Issuance of stock is linked to the maximum amount of shares a company can issue to its shareholders. This is usually made up of the total of outstanding treasury stock and shares, as well as shares the company has regained ownership of. Issued stock refers to the shares that the company is able to sell.

Common and Preferred Stock

Companies can issue two different kinds of stock: common and preferred shares. Although part of a company's authorized capital typically is not issued, shareholders can vote on how much capital they want to keep in reserve.

Common shares:

  • Are usually issued in the United States
  • Allow their owners to vote on company decisions
  • Are seen as a riskier bet than preferred stock, but may produce better returns

Preferred shares:

  • Combine features of equity and debt
  • Give their owners priority over common shareholders when dividends are paid
  • Can be converted into common stock

Whether a company issues common shares or preferred stock, it records the transaction in the stockholder's equity section of its balance sheet. The report includes the price of the share on the market when it was bought by an investor.

Issuing Stock

Various steps have to be taken by a company to issue stock. Shares cannot be issued without the approval of the company's board. The company must then be paid something of value for the stock.

When a company issues stock, it also needs to comply with securities laws at the state and federal level. Key requirements include providing potential investors with information about the company and clearly explaining the possible risks involved with the investment.

In some situations, companies may receive an exemption from the requirement to inform investors of potential risks. This may happen, for example, if the prospective shareholder is already an investor in the company or has done business with it. This could apply to many newly-established small businesses, whose shares are often held by board members or relatives of leadership members.

Employee Stock Options

A company can also issue an employee stock option (ESO) as part of an employee's compensation package. The employee then has the option of exercising the stock option, ideally at a time when the company's share price on the market is higher than the ESO's exercise price. If they are able to do this, they will gain ownership of company stock at a below-market price.

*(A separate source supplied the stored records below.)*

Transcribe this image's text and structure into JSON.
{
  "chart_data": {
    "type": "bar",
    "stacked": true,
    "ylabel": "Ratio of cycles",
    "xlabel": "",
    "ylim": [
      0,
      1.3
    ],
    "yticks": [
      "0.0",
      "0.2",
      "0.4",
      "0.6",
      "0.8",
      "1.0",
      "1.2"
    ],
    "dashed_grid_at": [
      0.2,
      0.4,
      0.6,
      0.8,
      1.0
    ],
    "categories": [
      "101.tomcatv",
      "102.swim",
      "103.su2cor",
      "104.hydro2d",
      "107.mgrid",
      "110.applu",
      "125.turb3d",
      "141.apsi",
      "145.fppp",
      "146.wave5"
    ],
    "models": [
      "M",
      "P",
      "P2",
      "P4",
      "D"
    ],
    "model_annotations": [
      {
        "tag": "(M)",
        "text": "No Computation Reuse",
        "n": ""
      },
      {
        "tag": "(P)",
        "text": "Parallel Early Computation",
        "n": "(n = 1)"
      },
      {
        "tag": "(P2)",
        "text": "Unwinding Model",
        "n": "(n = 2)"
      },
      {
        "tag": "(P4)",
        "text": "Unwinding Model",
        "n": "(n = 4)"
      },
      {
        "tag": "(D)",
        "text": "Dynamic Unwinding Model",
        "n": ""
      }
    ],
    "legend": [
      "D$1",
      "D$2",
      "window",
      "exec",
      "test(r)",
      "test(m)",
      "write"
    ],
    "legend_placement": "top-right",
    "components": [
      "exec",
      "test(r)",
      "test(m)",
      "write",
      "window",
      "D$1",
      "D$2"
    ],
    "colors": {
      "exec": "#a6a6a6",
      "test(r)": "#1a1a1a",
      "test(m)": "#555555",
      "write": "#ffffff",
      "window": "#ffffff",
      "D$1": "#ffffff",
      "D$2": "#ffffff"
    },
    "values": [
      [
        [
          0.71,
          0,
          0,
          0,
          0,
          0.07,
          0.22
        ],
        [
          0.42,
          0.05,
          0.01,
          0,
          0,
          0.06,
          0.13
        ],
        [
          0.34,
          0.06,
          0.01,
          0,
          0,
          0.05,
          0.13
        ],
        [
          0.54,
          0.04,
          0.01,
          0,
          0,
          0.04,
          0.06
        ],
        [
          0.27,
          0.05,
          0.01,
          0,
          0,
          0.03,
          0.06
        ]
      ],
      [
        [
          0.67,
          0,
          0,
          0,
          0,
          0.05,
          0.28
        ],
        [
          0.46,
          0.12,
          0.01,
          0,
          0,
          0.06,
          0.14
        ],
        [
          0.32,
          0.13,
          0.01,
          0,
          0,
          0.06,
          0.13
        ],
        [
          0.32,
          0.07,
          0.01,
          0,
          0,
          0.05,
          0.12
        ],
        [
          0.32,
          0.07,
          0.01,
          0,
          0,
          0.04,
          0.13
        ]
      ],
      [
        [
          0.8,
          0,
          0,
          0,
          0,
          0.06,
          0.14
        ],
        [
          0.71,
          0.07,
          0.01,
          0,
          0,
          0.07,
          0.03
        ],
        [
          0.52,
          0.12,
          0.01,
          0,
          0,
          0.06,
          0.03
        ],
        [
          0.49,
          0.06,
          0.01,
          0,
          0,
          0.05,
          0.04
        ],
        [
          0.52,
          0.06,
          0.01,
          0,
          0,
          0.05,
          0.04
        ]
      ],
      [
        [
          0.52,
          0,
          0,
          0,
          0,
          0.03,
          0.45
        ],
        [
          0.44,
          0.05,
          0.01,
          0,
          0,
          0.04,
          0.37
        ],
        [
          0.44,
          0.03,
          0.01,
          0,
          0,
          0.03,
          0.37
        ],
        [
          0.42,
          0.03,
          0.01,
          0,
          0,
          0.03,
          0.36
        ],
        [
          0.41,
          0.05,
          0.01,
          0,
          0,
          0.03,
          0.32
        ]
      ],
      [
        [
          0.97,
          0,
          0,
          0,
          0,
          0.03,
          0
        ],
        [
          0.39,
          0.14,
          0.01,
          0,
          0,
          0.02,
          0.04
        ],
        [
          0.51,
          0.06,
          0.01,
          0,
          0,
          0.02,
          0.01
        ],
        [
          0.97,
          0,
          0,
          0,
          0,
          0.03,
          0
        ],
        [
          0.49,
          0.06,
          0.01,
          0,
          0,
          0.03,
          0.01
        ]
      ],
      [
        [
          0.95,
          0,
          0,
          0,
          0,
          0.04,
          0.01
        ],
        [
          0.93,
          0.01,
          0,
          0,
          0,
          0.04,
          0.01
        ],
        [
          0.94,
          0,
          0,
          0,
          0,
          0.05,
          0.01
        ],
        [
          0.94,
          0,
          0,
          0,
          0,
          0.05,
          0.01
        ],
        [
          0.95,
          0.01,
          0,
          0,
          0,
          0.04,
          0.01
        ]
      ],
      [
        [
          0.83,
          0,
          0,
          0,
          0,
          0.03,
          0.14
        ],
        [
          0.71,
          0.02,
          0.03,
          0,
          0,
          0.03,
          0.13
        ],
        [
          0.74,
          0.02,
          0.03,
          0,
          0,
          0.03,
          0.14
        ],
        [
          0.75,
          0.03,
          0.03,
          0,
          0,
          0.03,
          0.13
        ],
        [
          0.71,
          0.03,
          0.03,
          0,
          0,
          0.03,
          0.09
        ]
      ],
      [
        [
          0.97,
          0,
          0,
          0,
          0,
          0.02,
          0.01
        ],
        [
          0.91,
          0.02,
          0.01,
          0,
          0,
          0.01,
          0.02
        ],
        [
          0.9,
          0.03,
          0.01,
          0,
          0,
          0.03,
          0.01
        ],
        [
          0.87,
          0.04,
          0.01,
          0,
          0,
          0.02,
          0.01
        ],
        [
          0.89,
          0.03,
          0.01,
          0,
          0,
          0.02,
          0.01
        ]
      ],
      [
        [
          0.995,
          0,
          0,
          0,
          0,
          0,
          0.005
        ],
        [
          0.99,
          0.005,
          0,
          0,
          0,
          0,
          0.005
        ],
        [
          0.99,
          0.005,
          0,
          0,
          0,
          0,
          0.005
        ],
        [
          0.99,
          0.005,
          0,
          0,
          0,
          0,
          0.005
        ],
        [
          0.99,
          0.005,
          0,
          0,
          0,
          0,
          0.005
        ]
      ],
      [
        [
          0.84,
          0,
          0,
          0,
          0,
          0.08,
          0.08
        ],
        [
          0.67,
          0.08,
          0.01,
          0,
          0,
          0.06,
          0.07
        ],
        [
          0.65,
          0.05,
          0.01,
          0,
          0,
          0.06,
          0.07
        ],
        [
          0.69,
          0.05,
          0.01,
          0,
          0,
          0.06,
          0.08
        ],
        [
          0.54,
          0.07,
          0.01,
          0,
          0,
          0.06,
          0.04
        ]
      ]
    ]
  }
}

ESOs are usually granted to managers in the company. By issuing them, the company aims to encourage employees to help boost the business's share price.

Certain restrictions apply to ESOs. One of them is referred to as a vesting period, which means that a period of time must pass before the ESO holder can exercise their rights. For example, the company could stipulate that an employee can only sell 20 percent of their options each year for five years.

Repurchasing Stock

A company can decide to buy back its own shares in order either to withdraw the shares from circulation or reissue them. In some instances, the repurchasing of shares has the effect of supporting current shareholders by boosting the company's stock price.

Companies may repurchase their own stock in order to:

  • Withdraw it from circulation, which is referred to as retiring the shares
  • Reissue the stock at a higher price in the future
  • Hold on to the shares, which become known as treasury stock
  • Issue the shares to their employees

If the company's goal is to retire the shares, the treasury shares continue in existence until the company's overall capital is reduced.

There are sometimes other motivations behind a company's decision to repurchase stock, including to prevent a takeover. Additionally, the company may feel its shares are currently undervalued on the market.

Treasury Stock

Treasury stock can't be described as unissued stock because it remains legally available to buy.

When the company chooses to reissue treasury stock, it is not obliged to offer the stock to existing shareholders first. The company must first offer any additional stock being issued on a date after the original date of issue to existing shareholders on a pro rata basis. This so-called "preemptive right" of shareholders is supposed to ensure that they can continue to own a fixed percentage of the company's stock.